Poorly qualified job applicants are slowing corporate expansion, Fuqua study finds

Students looking to be recruited, rejoice! U.S. companies are looking to hire qualified workers now more than ever.

A lack of qualified workers in the current labor market is the main reason companies are postponing investments aimed at corporate expansion, according to a new study from the Fuqua School of Business. The research comes from the latest release of the Duke CFO Global Business Outlook, a quarterly study conducted by Fuqua in collaboration with the Boston-based research firm CFO Publishing.

“Firms are having a much harder time finding the right managerial talent, and a somewhat harder time hiring rank-and-file workers,” said John Graham, D. Richard Mead Jr. family professor of finance at the Fuqua School of Business, in a press release

An analysis from Fuqua's global study found that an overwhelming 89 percent of CFOs do not plan to continue with planned projects aimed towards increasing the value of their companies. Around half of surveyed companies attributed the cause of delayed growth to their firm's inability to attract and retain qualified employees. 

With the U.S. unemployment rate currently hovering about 4.3 percent, employers’ demand for labor is outpacing the amount of people looking for work. The survey suggested that in order to attract much needed workers, employers are expected to offer more competitive pay packages, leading to wage growth as salaries increase across all industries. 

As part of this strategy, U.S. companies may be forced to pay higher wages over the course of the next 12 months, the study showed. Although the number of job openings this quarter has hit an all-time high, the hires-to-openings ratio is trending lower, suggesting that companies are having trouble finding qualified workers.

Executives in the survey reported feeling that current prospective managers lack industry-specific work experience, technical knowledge, critical thinking abilities and leadership skills. Along similar lines, the pool of candidates for rank-and-file positions was characterized by a lack of basic writing and arithmetic skills, position-specific technical skills, work ethic and determination. 

“In the past, CFOs were worried about macroeconomic trends and spending, but in this case, it is a switch to [the lack of] talent,” explained Christopher Schmidt, director of research and custom content for CFO Publishing.

Aside from attracting qualified employees, the study suggested that other top concerns for U.S. businesses included the cost of employee benefits, regulatory and government uncertainty, data security and access to capital. 

The group's research also found that American CFOs are not alone in their hiring struggles—companies across the world are facing similar struggles as their U.S. counterparts. For the first time in the history of the 20-year survey, the top concern among European CFOs was attracting and retaining qualified employees. 

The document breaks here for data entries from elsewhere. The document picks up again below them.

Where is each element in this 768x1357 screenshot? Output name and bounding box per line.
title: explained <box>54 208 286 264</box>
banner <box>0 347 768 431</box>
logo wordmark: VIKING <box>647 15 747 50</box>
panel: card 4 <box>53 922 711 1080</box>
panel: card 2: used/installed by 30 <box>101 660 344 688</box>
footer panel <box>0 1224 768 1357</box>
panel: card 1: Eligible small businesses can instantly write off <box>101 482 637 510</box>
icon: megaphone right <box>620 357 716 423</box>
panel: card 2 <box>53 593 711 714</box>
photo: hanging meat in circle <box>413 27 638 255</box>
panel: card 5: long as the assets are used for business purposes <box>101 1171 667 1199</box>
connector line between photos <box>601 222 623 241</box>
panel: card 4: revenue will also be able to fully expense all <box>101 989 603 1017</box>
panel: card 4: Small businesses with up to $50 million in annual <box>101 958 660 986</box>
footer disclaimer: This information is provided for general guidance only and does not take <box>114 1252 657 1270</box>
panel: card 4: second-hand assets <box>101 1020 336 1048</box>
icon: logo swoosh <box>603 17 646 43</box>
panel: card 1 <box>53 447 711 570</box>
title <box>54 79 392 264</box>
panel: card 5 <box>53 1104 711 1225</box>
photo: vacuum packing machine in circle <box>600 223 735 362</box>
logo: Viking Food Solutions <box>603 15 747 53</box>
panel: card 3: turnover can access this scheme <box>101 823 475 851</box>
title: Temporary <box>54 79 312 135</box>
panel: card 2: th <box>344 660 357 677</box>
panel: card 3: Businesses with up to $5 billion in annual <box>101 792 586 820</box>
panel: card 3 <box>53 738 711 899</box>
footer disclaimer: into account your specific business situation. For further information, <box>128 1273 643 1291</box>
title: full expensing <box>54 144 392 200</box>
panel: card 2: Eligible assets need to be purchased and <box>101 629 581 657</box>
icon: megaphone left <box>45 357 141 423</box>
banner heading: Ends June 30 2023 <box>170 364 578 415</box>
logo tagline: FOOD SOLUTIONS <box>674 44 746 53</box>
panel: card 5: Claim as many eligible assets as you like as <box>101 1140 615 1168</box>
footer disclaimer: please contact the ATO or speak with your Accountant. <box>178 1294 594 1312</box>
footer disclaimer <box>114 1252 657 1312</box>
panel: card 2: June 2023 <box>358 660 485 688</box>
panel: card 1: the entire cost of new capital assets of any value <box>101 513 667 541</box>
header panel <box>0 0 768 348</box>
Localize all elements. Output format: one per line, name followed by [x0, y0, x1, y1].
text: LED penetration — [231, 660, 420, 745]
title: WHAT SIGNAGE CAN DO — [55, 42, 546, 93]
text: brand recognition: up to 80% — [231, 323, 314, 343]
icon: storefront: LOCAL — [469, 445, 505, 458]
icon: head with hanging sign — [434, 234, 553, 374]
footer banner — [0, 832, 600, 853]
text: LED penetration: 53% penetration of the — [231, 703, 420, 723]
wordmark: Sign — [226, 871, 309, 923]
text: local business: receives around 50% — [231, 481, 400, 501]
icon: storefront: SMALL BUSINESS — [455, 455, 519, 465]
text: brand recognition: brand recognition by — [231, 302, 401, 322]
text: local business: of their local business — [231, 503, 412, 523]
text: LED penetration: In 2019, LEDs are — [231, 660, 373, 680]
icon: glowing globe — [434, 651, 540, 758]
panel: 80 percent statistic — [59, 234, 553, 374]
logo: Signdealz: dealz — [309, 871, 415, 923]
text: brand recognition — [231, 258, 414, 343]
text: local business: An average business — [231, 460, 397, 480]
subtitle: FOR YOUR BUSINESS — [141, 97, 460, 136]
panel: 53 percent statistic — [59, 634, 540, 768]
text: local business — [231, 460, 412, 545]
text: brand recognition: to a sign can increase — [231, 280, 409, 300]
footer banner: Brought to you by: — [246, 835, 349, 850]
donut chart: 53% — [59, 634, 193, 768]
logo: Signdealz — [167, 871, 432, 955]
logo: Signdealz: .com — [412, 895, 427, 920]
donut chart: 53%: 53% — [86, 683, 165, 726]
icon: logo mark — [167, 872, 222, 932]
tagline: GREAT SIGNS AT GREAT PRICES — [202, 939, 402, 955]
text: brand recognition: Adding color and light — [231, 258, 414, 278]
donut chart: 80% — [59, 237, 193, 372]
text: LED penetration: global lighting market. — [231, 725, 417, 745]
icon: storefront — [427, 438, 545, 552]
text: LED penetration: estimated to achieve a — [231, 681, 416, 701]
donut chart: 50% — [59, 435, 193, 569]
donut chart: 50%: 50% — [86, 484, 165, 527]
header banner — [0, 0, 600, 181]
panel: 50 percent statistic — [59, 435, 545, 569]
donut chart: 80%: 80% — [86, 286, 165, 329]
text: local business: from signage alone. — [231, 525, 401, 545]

In Asia, difficulty attracting employees was the second largest concern, following uncertainty about macroeconomic conditions. 

In contrast, CFOs in Africa and Latin America did not see labor shortages as a predominant challenge, listing economic uncertainty, political volatility and weak demand as top concerns. While optimism—measured on a 100-point scale in the study—in Europe, Latin America and Africa has risen in the past quarter to 63, 57 and 52, respectively, the index fell slightly to 60 in Asia, as a result of cooling economic growth. 

Despite the challenges American companies are currently facing in attracting labor, the study revealed that the U.S. economy remains by far the largest and most crucial economy in the current era of globalization. The CFOs surveyed showed signs of optimism about the future—the optimism index remained six points higher than its long-run average of 60.

Some of this forward thinking may be linked to changing global policy, Schmidt noted.

“There’s still a certain amount of optimism in the world that’s driven by the prospects of corporate tax cuts,” he said.